マーケット市況情報

2017年03月07日 10時00分

週報(2/27〜3/3)2017年03月07日 10時00分

1030ドル近辺でスタートした先週のプラチナ相場は、週初は一時的に金相場の上昇につられ1050ドル近辺に上昇する場面もあったものの、基本的にはトランプ米大統領の議会演説を控えて様子見ムードとなり、1030ドル近辺で揉み合う展開を続けた。迎えた議会演説に目新しい内容はなかったものの、一兆ドルのインフラ投資や税制改革等の方針が好感されたこと、不透明感の高いイベントが無事終了したことへの安心感からリスクオンムードとなると、ドルの上昇や金相場の下落を背景に軟調に推移した。その後も、議会演説後に史上最高値を更新した米株式の反落や続落する金相場を背景に下落し、980ドル台前半まで下げ幅を広げた。週末には次回FOMC(米連邦公開市場委員会)での利上げがほぼ確実とされるなかで利食い売りから下落したドルを受けて990ドル台後半まで上昇して越週した。

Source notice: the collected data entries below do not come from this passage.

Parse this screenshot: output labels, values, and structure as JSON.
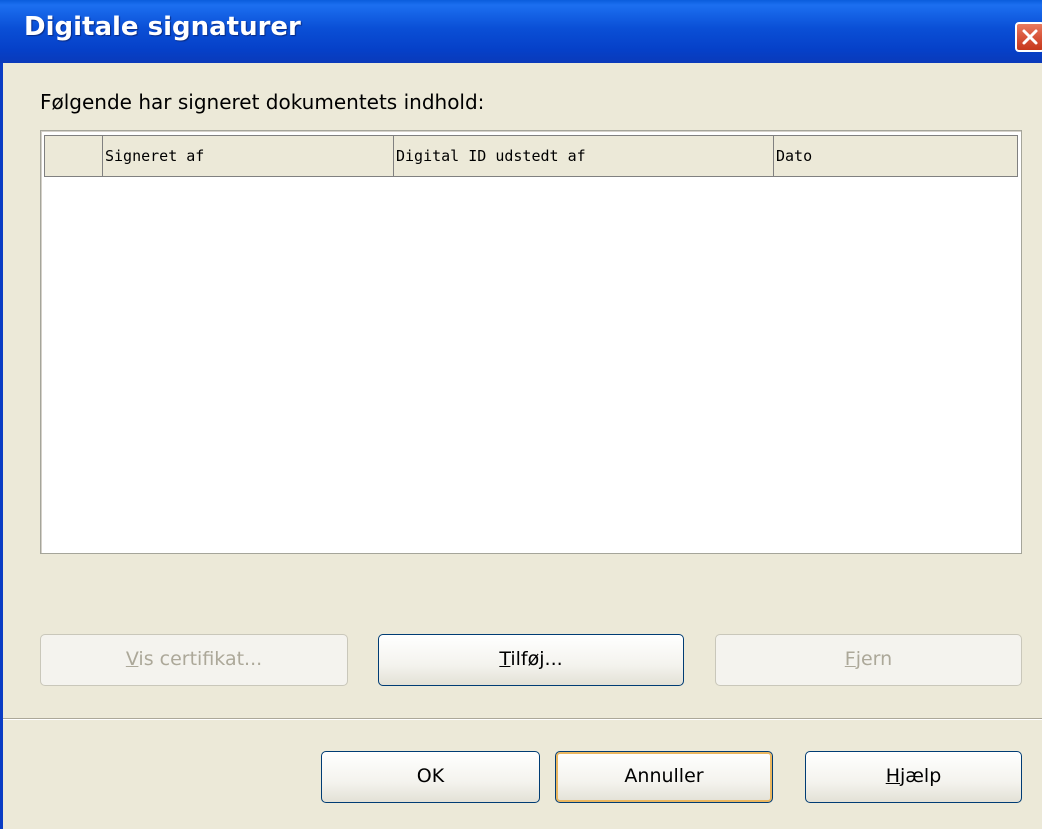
{
  "window": {
    "title": "Digitale signaturer"
  },
  "heading": "Følgende har signeret dokumentets indhold:",
  "table": {
    "columns": [
      "",
      "Signeret af",
      "Digital ID udstedt af",
      "Dato"
    ],
    "rows": []
  },
  "actions": {
    "view_cert": {
      "prefix": "",
      "accel": "V",
      "suffix": "is certifikat..."
    },
    "add": {
      "prefix": "",
      "accel": "T",
      "suffix": "ilføj..."
    },
    "remove": {
      "prefix": "",
      "accel": "F",
      "suffix": "jern"
    }
  },
  "footer": {
    "ok": "OK",
    "cancel": "Annuller",
    "help": {
      "prefix": "",
      "accel": "H",
      "suffix": "jælp"
    }
  },
  "icons": {
    "close": "close-icon"
  },
  "colors": {
    "titlebar": "#0a4fd6",
    "close_button": "#d8543a",
    "dialog_bg": "#ece9d8",
    "default_button_focus": "#e9b660",
    "disabled_text": "#aca899"
  }
}
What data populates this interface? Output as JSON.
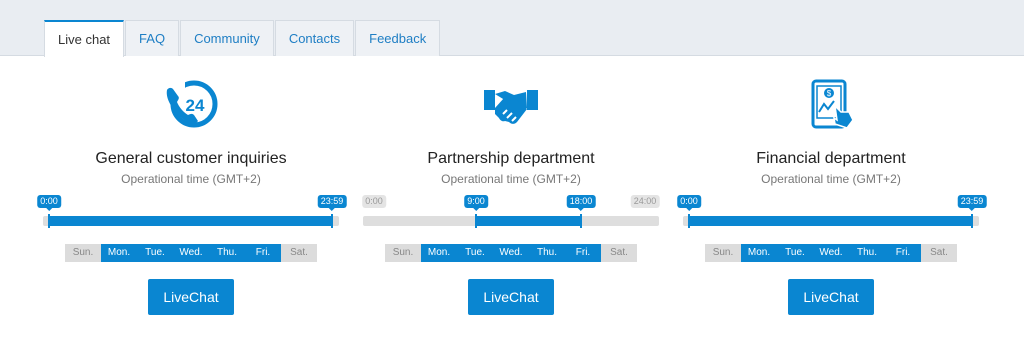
{
  "tabs": [
    {
      "label": "Live chat",
      "active": true
    },
    {
      "label": "FAQ",
      "active": false
    },
    {
      "label": "Community",
      "active": false
    },
    {
      "label": "Contacts",
      "active": false
    },
    {
      "label": "Feedback",
      "active": false
    }
  ],
  "colors": {
    "accent": "#0a86d1",
    "inactive_day": "#dcdcdc",
    "track": "#dedede"
  },
  "departments": [
    {
      "icon": "phone-24-icon",
      "title": "General customer inquiries",
      "subtitle": "Operational time (GMT+2)",
      "open": "0:00",
      "close": "23:59",
      "days": [
        {
          "label": "Sun.",
          "on": false
        },
        {
          "label": "Mon.",
          "on": true
        },
        {
          "label": "Tue.",
          "on": true
        },
        {
          "label": "Wed.",
          "on": true
        },
        {
          "label": "Thu.",
          "on": true
        },
        {
          "label": "Fri.",
          "on": true
        },
        {
          "label": "Sat.",
          "on": false
        }
      ],
      "button": "LiveChat"
    },
    {
      "icon": "handshake-icon",
      "title": "Partnership department",
      "subtitle": "Operational time (GMT+2)",
      "range_start": "0:00",
      "range_end": "24:00",
      "open": "9:00",
      "close": "18:00",
      "days": [
        {
          "label": "Sun.",
          "on": false
        },
        {
          "label": "Mon.",
          "on": true
        },
        {
          "label": "Tue.",
          "on": true
        },
        {
          "label": "Wed.",
          "on": true
        },
        {
          "label": "Thu.",
          "on": true
        },
        {
          "label": "Fri.",
          "on": true
        },
        {
          "label": "Sat.",
          "on": false
        }
      ],
      "button": "LiveChat"
    },
    {
      "icon": "tablet-finance-icon",
      "title": "Financial department",
      "subtitle": "Operational time (GMT+2)",
      "open": "0:00",
      "close": "23:59",
      "days": [
        {
          "label": "Sun.",
          "on": false
        },
        {
          "label": "Mon.",
          "on": true
        },
        {
          "label": "Tue.",
          "on": true
        },
        {
          "label": "Wed.",
          "on": true
        },
        {
          "label": "Thu.",
          "on": true
        },
        {
          "label": "Fri.",
          "on": true
        },
        {
          "label": "Sat.",
          "on": false
        }
      ],
      "button": "LiveChat"
    }
  ]
}
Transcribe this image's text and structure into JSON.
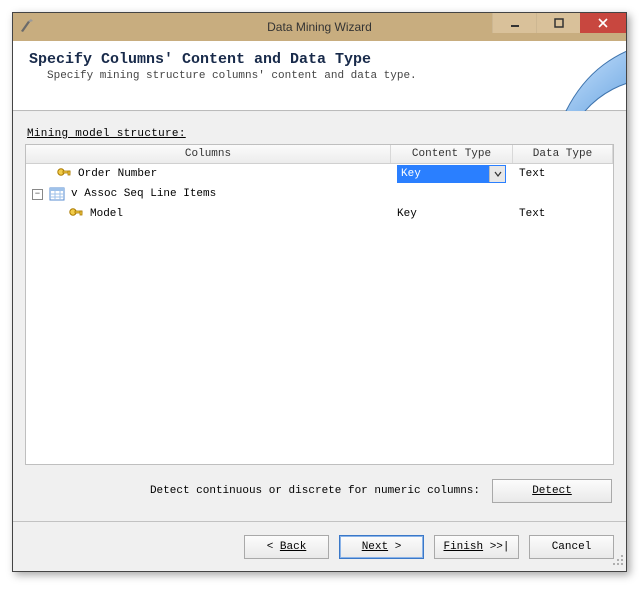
{
  "window": {
    "title": "Data Mining Wizard"
  },
  "header": {
    "heading": "Specify Columns' Content and Data Type",
    "subheading": "Specify mining structure columns' content and data type."
  },
  "section_label": "Mining model structure:",
  "columns_header": {
    "c1": "Columns",
    "c2": "Content Type",
    "c3": "Data Type"
  },
  "rows": {
    "r0": {
      "name": "Order Number",
      "content_type": "Key",
      "data_type": "Text"
    },
    "r1": {
      "name": "v Assoc Seq Line Items"
    },
    "r2": {
      "name": "Model",
      "content_type": "Key",
      "data_type": "Text"
    }
  },
  "detect": {
    "hint": "Detect continuous or discrete for numeric columns:",
    "button": "Detect"
  },
  "footer": {
    "back": "Back",
    "next": "Next",
    "finish": "Finish",
    "cancel": "Cancel"
  }
}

1250ドル台中盤でスタートした先週の金相場は、28日にトランプ米大統領の就任後初となる議会演説を前にした警戒感により下落したドルを背景に1260ドル台中盤まで上昇したものの、すぐに利益確定の売りに押され反落した。迎えた議会演説ではこれといった目新しい内容は無かったものの、「大統領らしかった」との評価や不透明性が高いイベントが無事終了したことへの安心感から下落すると、市場の注目が3月FOMC(米連邦公開市場委員会)での利上げに集中するなか、FRB(米連邦準備理事会)高官から利上げを後押しする発言が相次いだことを背景に軟調に推移した。2日には米新規失業保険申請者件数が記録的な低水準となったことや週末にはイエレンFRB(米連邦準備理事会)議長の講演で3月の利上げが示唆されたことから軟調に推移し1220ドル台中盤にて越週した。

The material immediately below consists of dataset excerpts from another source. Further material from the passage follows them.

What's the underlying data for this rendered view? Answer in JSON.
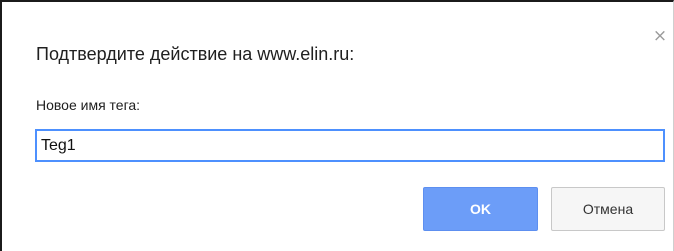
{
  "dialog": {
    "title": "Подтвердите действие на www.elin.ru:",
    "close_glyph": "×",
    "prompt_label": "Новое имя тега:",
    "input_value": "Teg1",
    "ok_label": "OK",
    "cancel_label": "Отмена"
  },
  "colors": {
    "ok_button": "#6c9df8",
    "input_focus_border": "#4d90fe",
    "cancel_button": "#f6f6f6"
  },
  "icons": {
    "close": "close-icon"
  }
}
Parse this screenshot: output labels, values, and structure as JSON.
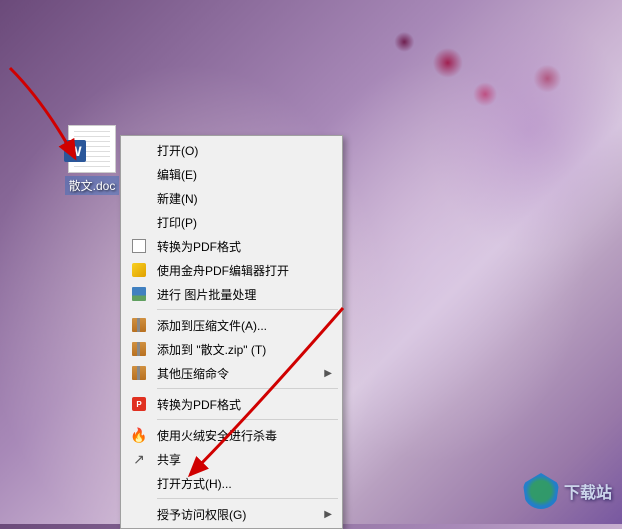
{
  "desktop": {
    "file_icon": {
      "badge": "W",
      "label": "散文.doc"
    }
  },
  "context_menu": {
    "items": [
      {
        "icon": "",
        "label": "打开(O)",
        "has_submenu": false
      },
      {
        "icon": "",
        "label": "编辑(E)",
        "has_submenu": false
      },
      {
        "icon": "",
        "label": "新建(N)",
        "has_submenu": false
      },
      {
        "icon": "",
        "label": "打印(P)",
        "has_submenu": false
      },
      {
        "icon": "pdf",
        "label": "转换为PDF格式",
        "has_submenu": false
      },
      {
        "icon": "gold",
        "label": "使用金舟PDF编辑器打开",
        "has_submenu": false
      },
      {
        "icon": "img",
        "label": "进行 图片批量处理",
        "has_submenu": false
      },
      {
        "sep": true
      },
      {
        "icon": "zip",
        "label": "添加到压缩文件(A)...",
        "has_submenu": false
      },
      {
        "icon": "zip",
        "label": "添加到 \"散文.zip\" (T)",
        "has_submenu": false
      },
      {
        "icon": "zip",
        "label": "其他压缩命令",
        "has_submenu": true
      },
      {
        "sep": true
      },
      {
        "icon": "pdfapp",
        "label": "转换为PDF格式",
        "has_submenu": false
      },
      {
        "sep": true
      },
      {
        "icon": "huorong",
        "label": "使用火绒安全进行杀毒",
        "has_submenu": false
      },
      {
        "icon": "share",
        "label": "共享",
        "has_submenu": false
      },
      {
        "icon": "",
        "label": "打开方式(H)...",
        "has_submenu": false
      },
      {
        "sep": true
      },
      {
        "icon": "",
        "label": "授予访问权限(G)",
        "has_submenu": true
      }
    ]
  },
  "watermark": {
    "text": "下载站",
    "url": "www"
  },
  "icon_names": {
    "pdf": "document-icon",
    "gold": "gold-pdf-icon",
    "img": "image-batch-icon",
    "zip": "archive-icon",
    "pdfapp": "pdf-app-icon",
    "huorong": "huorong-icon",
    "share": "share-icon"
  }
}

18.40ドル近辺でスタートした先週の銀相場は、トランプ大統領の演説が無事終了した安心感や週を通してFRB(米連邦準備理事会)高官から利上げを後押しする発言が相次いだことを背景に金相場が軟調に推移した一方で底堅く推移し、18.25-18.50ドル近辺の狭いレンジで揉み合う展開が続いていた。しかし、2日にはパウエルFRB(米連邦準備理事会)理事の「3月利上げの条件は整っている」との発言を契機に金相場が下げ幅を一気に拡大したことや、非鉄金属相場の大幅な下落を背景に急落し17.60ドル台をつけた。その後はドルの下落や安値拾いの買いからやや値を上げると18.00ドル台後半で越週した。

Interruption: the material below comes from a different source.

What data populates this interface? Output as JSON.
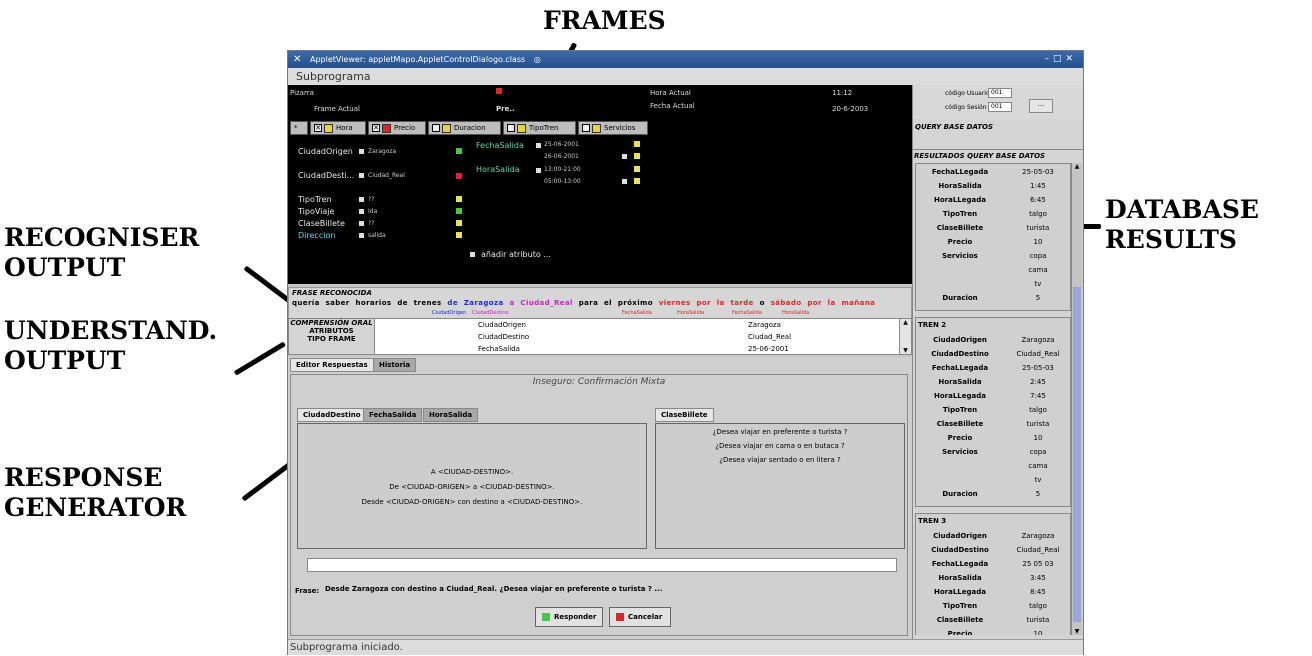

112.10円近辺でスタートした先週の円相場は、週初、トランプ大統領による国防費やインフラ投資を増額するとの発言や、FRB高官の発言を受けた利上げ観測の高まりを背景としたドル買いから軟調に推移したものの、トランプ大統領の議会演説を控えた警戒感から利益確定のドル売りから週初の水準に戻すと、議会演説後は、目新しさはないものの、無事に終了した安心感や1兆円のインフラ投資や税制改革の推進などの発言に好感した米株式の上昇によるリスクオンの展開から113円台に突入した。その後も、利上げに対して慎重派とされていたパウエルFRB(米連邦準備理事会)理事からも3月利上げ示唆する発言がでるなど、利上げ観測が高まる中で良好な米経済指標も後押しとなり114.60円近辺まで下落した。週末のイエレンFRB(米連邦準備理事会)議長の講演でも利上げが強く示唆されたものの、3月利上げがほぼ織り込み済みとなったことで、ドルの利食い売りから上昇し114.05円近辺で越週した。